Whilst we welcome the proposed £45 million investment in medical research, we would wish for the breadth of the life sciences to be recognised and supported. Biotechnology, agriculture, plant, and animal science are a few of the disciplines that are part of the research and innovation landscape and are central to addressing some of the most pressing global challenges that we are currently facing.

Westminster Shutterstock

The RSB Spring Budget 2024 representation called on the government to set a new, higher R&D investment target, on par with leading nations of the Organisation for Economic Co-operation and Development (OECD). By not doing so today, the UK missed an opportunity to demonstrate its ambition to cement its status as a scientific superpower.
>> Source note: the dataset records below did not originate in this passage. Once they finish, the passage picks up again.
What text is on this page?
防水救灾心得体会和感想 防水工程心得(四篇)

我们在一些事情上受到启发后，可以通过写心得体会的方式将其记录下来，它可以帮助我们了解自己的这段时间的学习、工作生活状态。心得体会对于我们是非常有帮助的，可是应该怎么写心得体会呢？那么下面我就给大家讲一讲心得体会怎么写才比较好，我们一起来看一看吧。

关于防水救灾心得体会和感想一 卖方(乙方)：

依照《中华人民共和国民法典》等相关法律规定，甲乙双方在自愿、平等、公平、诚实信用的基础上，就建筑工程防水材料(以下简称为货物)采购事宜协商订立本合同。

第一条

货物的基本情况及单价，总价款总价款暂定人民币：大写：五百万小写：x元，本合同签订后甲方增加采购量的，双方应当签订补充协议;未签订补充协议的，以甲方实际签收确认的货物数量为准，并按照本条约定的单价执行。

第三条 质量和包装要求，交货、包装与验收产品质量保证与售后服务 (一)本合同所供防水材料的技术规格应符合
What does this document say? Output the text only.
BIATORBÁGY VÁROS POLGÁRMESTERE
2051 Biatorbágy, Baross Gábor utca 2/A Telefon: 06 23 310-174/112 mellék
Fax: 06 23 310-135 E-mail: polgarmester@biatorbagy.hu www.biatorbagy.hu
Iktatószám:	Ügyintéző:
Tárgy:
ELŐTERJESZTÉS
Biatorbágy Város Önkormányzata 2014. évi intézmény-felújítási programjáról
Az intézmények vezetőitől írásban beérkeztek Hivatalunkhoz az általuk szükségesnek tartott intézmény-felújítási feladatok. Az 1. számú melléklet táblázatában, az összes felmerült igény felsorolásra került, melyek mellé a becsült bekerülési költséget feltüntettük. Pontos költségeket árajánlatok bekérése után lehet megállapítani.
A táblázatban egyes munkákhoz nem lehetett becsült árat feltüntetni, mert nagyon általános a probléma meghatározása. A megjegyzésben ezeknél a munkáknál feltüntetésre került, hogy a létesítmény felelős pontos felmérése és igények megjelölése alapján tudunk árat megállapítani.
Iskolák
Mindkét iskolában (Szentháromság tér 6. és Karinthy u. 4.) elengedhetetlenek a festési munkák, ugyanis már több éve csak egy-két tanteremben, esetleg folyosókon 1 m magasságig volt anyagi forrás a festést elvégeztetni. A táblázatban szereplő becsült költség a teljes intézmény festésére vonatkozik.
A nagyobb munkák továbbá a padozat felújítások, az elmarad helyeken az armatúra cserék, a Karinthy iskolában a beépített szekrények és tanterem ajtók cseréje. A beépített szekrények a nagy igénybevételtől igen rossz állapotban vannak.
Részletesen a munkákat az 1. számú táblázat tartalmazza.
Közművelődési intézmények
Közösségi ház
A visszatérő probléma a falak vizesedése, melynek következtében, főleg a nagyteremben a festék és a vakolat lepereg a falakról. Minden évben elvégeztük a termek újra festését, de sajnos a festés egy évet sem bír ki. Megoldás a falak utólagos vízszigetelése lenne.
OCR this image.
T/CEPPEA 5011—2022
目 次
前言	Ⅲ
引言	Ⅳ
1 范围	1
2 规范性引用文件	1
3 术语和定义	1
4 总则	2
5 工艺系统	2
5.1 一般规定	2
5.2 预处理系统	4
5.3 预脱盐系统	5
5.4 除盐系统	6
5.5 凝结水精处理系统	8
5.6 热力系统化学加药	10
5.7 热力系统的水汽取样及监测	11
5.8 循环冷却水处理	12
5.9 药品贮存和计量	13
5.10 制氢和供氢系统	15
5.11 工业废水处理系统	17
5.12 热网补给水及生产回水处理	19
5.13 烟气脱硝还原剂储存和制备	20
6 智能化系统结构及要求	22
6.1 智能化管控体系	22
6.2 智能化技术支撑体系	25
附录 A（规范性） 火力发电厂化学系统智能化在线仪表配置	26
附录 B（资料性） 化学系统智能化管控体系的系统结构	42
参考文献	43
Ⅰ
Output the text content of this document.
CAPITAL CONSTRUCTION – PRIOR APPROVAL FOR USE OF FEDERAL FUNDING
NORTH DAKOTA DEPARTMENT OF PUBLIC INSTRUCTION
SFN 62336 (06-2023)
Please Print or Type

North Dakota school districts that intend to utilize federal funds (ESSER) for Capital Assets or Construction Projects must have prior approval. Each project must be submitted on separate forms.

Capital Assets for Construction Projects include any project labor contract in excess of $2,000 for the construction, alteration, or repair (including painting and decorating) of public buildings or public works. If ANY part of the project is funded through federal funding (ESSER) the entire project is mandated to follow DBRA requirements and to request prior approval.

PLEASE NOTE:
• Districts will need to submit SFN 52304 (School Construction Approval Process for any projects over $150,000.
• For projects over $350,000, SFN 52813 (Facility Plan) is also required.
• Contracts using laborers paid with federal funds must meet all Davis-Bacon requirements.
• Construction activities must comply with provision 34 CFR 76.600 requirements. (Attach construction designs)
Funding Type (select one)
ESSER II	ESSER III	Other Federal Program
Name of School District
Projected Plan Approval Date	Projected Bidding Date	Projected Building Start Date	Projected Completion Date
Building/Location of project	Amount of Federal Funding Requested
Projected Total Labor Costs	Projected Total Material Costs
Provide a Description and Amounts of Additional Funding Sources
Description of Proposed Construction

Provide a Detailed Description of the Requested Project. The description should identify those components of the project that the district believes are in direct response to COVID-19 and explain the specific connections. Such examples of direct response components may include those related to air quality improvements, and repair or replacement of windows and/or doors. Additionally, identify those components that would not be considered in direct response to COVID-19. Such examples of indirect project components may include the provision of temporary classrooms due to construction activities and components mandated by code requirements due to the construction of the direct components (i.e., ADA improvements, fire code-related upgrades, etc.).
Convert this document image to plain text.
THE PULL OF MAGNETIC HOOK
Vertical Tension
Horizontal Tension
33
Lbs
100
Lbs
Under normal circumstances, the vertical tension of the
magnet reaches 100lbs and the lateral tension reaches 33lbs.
Additionally, we highlighted that R&D expenditure alone will not achieve maximum benefit for cost if not coupled with incentives to support the research workforce. For our science sector to thrive and contribute to the creation of economic progress and societal benefits, it is imperative to address education and skills provision challenges, alongside fostering mobility and international collaborations.

The £120 million support for green technologies, such as offshore windfarms, is a welcomed step towards developing solutions to adapt to and mitigate climate change. However, such efforts should not be undermined by energy security policies that are likely to increase greenhouse gas emissions. Government must prioritise addressing the unfolding climate and nature emergency through stronger commitments.